Giles of Rome’s De regimine regem et principum falls under the ‘mirror for princes’ genre. The ‘mirror for princes’ genre is advice literature, meant to instruct rulers in governance and the morals and ethics found in good government. This genre dates as far back as ancient Greece, and became popular in Western Europe during the high Middle Ages. Giles of Rome’s De regimine – if we can take extant manuscripts as evidence – was seemingly more popular than any other ‘mirror for princes’, with the exception of the pseudo-Aristotle’s Secretum secretorum.
Giles of Rome, born circa 1243 in Rome, was an Augustinian friar as well as a student, then later, a master at the University of Paris. He wrote De regimine sometime after 1277 and dedicated it to the future French king, Philip IV “the Fair.” (As mentioned last week, the Library’s manuscript is a 14th century Italian copy of De regimine.)
De regimine is composed of three books; the first, regarding the conduct of an individual; the second, regarding the rule of the family and household; and the third, regarding the governance of the city or state. Each book is further divided into several parts, which then contain chapters related to the book’s topic. Giles’ De regimine relies heavily on Aristotle’s Ethics, Politics, and De rehetorica.
Physicians have recommended sensible diets well before modern times. While De regimine focuses much on governance, Book II discusses the rule of the family and the household, which includes one’s diet.
Here’s an excerpt of Book II, Part I, Chapter V:
As [one can be] neither praised nor blamed for the natural virtues, so we do not praise nor blame [one] for the five senses; just as no man is praised as being a good man for having good digestion and being well, so a man is not praised for sharp sight and good hearing. But if it happens a man is bleary-eyed and his sight impaired because of great eating and drinking, or if he has bad digestion or a weak stomach because of eating, he should be blamed for drinking too much, and not for having bad digestion or bad eyesight. He should be blamed for eating too much meat and drinking too much, for it is in his power to eat and drink in moderation.

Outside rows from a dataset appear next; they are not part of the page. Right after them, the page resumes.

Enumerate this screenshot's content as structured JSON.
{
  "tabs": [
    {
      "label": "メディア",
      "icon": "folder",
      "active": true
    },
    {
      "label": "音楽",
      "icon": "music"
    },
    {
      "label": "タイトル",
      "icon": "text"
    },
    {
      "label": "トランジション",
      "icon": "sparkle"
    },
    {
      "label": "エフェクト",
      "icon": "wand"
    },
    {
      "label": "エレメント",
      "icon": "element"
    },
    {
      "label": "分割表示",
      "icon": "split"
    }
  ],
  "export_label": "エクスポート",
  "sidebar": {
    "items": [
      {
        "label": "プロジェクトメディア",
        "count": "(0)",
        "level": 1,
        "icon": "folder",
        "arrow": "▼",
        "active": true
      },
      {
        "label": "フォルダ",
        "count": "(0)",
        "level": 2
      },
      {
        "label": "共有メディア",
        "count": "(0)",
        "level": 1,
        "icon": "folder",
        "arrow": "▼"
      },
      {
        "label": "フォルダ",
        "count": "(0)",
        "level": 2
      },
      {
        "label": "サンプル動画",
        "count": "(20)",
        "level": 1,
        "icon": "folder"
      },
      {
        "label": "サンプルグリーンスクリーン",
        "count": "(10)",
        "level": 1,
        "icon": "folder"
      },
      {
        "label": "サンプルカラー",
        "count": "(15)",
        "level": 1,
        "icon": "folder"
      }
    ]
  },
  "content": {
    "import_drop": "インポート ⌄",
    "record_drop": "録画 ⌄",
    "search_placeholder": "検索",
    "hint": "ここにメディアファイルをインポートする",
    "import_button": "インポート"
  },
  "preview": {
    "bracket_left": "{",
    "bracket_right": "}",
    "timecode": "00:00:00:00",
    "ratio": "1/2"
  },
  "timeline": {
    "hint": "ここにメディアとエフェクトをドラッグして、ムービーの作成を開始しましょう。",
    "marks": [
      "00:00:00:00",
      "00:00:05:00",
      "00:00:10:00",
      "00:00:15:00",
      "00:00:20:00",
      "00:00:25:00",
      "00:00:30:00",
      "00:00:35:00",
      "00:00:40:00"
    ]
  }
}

[Translated from a 1607 printed version and John Trevisa’s early 15th-century Middle English translation]
So, if you were born with bad eyesight and a weak stomach, you’re not to be blamed. But if you’ve had an excess of meat and drink to the point where your eyesight is blurry and your stomach’s upset, shame on you!
Briggs, Charles Fairbank. “The English manuscripts of Giles of Rome’s ‘De regimine principum’ and their audience, 1300-1500.” Dissertation, The University of North Carolina at Chapel Hill, 1993.
—–. “The Manuscript as Witness: Editing Trevisa’s De regimine principum Translation.” Medieval Perspectives 11 (1996): 42-52.